Fa parte della tradizione recente delle varietà di riso pigmentato, la cui colorazione esterna rossa è dovuta al composto antiossidante naturale dell'antocianina (presente anche nell'uva), che si mantiene grazie alla versione integrale. Tra le tante tipologie di riso rosso (thailandese, indonesiano, francese, etc.) questa varietà deriva dalla tradizione italiana del Piemonte.
Qual è la differenza tra riso rosso, bianco e nero? Quello bianco non presenta lo strato esterno ed è stato sottoposto a raffinazione. Il riso rosso integrale, invece, mantiene lo strato esterno (crusca e germe) e il contenuto di fibre.
Che controindicazioni ha il riso rosso?
Sebbene il riso rosso sia un ottimo alimento da introdurre nella dieta quotidiana, come cereale dovrebbe essere consumato con moderazione da chi soffre di diabete e chi segue una dieta per il controllo degli zuccheri nel sangue o dei carboidrati.
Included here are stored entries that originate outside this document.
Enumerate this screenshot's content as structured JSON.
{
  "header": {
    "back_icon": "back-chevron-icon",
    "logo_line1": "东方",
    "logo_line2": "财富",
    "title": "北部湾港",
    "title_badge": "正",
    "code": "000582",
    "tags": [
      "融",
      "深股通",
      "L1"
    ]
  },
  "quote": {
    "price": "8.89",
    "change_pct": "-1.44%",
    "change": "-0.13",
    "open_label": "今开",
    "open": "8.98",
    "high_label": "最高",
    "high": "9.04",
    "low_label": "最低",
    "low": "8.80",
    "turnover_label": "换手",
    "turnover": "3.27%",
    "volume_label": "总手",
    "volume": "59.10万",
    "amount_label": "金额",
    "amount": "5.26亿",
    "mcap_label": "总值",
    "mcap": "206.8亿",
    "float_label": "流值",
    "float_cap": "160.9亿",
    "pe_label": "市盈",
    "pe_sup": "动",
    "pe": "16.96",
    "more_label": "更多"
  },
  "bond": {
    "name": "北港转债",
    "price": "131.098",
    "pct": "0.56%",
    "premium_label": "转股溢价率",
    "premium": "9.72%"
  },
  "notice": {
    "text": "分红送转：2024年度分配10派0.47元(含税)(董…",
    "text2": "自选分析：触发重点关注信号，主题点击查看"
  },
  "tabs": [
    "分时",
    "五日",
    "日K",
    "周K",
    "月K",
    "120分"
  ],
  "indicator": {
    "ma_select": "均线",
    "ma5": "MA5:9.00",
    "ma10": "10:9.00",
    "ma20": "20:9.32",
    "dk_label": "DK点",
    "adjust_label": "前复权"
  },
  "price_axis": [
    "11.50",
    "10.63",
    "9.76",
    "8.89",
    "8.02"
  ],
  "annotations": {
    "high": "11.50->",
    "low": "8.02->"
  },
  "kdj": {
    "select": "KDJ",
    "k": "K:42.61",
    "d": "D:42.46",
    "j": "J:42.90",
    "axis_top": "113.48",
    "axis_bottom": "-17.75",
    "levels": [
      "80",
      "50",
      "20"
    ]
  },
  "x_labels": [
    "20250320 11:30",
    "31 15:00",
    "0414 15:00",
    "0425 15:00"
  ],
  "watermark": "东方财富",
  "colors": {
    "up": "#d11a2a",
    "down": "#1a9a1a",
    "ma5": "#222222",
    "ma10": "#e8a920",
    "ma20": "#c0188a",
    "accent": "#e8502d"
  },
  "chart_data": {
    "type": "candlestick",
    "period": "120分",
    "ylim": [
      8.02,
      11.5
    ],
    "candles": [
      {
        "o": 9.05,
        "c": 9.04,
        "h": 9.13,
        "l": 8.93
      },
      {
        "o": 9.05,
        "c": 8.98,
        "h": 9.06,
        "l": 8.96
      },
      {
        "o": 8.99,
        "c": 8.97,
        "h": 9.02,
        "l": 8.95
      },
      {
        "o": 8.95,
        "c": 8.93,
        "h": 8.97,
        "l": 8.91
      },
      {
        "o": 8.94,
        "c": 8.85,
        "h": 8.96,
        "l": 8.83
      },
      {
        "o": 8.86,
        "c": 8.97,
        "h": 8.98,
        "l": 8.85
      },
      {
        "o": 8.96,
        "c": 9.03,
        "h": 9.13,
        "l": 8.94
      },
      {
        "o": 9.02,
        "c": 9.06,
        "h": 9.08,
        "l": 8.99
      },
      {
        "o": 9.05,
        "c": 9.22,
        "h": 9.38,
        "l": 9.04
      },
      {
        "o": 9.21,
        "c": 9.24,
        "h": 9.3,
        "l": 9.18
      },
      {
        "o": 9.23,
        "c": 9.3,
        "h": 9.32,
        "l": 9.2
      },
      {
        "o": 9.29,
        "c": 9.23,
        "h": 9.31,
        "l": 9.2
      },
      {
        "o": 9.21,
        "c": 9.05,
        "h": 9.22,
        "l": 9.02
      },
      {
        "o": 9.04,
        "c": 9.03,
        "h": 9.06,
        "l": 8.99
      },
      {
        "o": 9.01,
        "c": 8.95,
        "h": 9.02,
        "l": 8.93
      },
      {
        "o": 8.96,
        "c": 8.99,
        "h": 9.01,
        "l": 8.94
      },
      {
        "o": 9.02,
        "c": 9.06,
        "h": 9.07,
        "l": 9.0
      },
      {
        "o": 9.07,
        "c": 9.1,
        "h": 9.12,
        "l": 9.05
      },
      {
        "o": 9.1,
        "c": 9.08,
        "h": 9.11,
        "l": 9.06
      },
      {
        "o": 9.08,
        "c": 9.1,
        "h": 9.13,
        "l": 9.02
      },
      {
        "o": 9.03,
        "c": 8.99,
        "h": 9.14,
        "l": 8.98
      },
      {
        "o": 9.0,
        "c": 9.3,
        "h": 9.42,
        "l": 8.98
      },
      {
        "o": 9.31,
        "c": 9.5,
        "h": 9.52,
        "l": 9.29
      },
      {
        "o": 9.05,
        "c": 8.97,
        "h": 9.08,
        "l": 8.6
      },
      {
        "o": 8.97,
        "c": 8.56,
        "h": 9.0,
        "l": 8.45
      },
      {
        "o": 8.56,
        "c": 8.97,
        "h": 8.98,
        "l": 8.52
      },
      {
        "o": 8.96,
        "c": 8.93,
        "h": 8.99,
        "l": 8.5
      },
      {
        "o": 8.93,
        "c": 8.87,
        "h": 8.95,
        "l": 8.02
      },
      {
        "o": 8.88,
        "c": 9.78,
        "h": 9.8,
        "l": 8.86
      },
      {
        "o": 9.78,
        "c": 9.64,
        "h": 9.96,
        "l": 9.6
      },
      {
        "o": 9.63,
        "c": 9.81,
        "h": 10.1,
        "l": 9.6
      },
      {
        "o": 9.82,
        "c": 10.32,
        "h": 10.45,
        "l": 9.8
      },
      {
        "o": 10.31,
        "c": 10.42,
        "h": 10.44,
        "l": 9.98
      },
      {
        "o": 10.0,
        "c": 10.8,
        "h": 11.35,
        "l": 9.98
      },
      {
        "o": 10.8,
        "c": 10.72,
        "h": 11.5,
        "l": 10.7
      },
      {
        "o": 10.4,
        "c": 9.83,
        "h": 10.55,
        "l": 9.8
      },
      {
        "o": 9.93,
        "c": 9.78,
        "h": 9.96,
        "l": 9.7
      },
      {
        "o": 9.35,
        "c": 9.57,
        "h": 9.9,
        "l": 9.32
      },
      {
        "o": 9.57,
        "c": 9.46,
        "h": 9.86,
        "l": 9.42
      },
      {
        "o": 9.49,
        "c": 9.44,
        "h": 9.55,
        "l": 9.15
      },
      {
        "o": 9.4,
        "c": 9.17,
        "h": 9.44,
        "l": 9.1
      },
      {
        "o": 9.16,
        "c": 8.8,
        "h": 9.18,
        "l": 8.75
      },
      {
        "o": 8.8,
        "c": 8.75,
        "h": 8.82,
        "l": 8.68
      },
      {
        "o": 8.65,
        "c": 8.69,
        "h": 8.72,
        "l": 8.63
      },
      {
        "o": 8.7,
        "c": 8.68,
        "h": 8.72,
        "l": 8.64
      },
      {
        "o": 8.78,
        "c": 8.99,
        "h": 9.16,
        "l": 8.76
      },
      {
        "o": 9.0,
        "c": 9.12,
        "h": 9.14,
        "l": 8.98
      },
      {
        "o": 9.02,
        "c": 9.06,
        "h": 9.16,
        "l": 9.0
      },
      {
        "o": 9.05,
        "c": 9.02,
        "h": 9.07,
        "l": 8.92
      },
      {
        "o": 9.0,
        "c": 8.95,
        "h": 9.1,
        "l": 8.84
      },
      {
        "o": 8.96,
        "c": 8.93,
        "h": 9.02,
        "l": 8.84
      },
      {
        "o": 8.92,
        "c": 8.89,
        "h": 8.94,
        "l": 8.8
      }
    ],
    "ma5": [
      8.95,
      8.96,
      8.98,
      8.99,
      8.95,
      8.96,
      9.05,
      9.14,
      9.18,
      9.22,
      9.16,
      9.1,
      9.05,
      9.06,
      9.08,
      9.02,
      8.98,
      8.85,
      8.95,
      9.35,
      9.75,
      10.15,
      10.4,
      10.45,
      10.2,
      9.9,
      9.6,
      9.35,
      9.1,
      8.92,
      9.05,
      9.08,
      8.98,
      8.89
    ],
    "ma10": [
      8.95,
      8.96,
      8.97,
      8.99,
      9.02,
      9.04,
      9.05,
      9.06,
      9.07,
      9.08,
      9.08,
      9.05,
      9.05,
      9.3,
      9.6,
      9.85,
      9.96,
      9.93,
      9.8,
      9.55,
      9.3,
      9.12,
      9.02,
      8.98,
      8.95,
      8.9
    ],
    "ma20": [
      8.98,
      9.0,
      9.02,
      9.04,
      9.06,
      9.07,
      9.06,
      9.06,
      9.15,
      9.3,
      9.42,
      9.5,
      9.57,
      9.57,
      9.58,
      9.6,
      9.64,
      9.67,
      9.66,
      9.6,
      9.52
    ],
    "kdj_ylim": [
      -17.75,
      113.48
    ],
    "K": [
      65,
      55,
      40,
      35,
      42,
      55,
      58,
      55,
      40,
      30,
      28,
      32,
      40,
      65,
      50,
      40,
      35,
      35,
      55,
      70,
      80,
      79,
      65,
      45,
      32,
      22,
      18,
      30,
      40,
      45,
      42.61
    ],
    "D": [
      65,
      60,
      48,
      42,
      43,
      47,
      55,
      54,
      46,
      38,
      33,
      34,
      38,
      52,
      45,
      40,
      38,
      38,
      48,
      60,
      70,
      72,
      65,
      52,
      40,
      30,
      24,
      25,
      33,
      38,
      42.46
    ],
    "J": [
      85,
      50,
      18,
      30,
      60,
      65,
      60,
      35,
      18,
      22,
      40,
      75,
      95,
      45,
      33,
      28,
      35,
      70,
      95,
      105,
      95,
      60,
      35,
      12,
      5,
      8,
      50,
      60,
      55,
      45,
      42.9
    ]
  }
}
Quanto riso rosso a persona? La porzione può variare tra i 60 g e i 100 g, in base alla ricetta. Solitamente si utilizza la razione piccola di 50-60 grammi per minestre e contorni, arrivando a 80-100 grammi per i primi piatti.
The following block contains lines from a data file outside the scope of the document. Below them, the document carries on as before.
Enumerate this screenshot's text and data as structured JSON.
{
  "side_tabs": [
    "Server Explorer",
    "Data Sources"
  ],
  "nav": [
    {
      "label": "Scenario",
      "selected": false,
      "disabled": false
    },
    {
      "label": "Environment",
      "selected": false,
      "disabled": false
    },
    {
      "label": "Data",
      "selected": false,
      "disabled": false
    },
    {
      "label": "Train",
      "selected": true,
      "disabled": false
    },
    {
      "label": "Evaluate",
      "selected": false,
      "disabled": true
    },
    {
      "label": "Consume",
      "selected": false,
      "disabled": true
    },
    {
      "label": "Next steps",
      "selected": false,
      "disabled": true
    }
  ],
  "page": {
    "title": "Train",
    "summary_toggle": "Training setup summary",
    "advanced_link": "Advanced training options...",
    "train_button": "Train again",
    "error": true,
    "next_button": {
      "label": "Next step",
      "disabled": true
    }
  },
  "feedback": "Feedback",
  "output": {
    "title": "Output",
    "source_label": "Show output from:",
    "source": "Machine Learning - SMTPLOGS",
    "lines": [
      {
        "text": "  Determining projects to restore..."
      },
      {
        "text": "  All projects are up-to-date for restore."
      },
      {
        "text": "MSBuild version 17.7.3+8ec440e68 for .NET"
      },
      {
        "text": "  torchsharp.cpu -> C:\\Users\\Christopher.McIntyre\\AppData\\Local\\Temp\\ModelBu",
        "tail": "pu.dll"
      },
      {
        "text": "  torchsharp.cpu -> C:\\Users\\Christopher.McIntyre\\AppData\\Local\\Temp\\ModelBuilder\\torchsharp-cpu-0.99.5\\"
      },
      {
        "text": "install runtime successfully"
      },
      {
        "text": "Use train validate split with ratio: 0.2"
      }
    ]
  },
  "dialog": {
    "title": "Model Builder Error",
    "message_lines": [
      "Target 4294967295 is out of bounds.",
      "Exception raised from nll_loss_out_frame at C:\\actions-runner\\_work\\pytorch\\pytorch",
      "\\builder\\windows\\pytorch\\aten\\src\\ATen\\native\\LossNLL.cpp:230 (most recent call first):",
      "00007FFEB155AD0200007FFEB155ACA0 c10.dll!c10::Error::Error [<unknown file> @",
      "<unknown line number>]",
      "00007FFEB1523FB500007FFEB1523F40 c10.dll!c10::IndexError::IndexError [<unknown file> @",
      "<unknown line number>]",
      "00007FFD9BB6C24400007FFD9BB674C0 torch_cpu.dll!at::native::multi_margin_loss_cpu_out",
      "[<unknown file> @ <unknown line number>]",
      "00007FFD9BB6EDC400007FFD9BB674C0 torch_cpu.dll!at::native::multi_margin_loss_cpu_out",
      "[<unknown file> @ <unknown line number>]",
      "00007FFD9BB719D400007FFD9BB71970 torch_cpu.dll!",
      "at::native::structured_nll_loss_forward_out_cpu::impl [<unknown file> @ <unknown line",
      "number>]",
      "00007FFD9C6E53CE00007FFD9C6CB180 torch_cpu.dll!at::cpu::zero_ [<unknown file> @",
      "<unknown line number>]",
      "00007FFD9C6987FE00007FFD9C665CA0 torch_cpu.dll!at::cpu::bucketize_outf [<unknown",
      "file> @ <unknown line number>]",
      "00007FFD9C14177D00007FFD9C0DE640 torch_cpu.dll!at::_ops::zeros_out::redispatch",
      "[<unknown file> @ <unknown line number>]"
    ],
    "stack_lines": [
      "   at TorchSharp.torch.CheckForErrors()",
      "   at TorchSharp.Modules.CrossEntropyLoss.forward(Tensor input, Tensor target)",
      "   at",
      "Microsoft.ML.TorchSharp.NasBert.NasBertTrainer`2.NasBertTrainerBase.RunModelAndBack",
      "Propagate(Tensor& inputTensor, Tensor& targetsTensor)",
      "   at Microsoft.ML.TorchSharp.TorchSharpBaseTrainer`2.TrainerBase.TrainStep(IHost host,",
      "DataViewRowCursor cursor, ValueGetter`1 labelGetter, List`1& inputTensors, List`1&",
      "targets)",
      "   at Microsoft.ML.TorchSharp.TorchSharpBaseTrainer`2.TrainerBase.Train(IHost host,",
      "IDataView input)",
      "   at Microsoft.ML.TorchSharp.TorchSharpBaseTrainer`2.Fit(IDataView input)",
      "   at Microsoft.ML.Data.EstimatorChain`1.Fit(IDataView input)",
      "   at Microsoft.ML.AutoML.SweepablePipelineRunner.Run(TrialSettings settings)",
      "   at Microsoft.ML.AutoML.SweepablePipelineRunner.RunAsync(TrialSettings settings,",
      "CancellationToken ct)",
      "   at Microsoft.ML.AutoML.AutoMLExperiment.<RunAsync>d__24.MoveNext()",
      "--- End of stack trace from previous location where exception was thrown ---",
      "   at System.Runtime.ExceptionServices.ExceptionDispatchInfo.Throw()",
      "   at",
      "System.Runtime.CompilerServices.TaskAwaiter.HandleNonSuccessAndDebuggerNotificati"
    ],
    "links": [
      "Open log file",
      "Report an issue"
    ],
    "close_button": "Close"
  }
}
Attenzione a capire che differenza c'è tra riso rosso e riso rosso fermentato. Spesso questi due prodotti vengono associati tra loro, ma sono differenti. Il riso rosso integrale si adopera in cucina nelle ricette, come l'Hermes, mentre il riso rosso fermentato è un integratore naturale ottenuto con un processo di fermentazione e presenta diverse controindicazioni.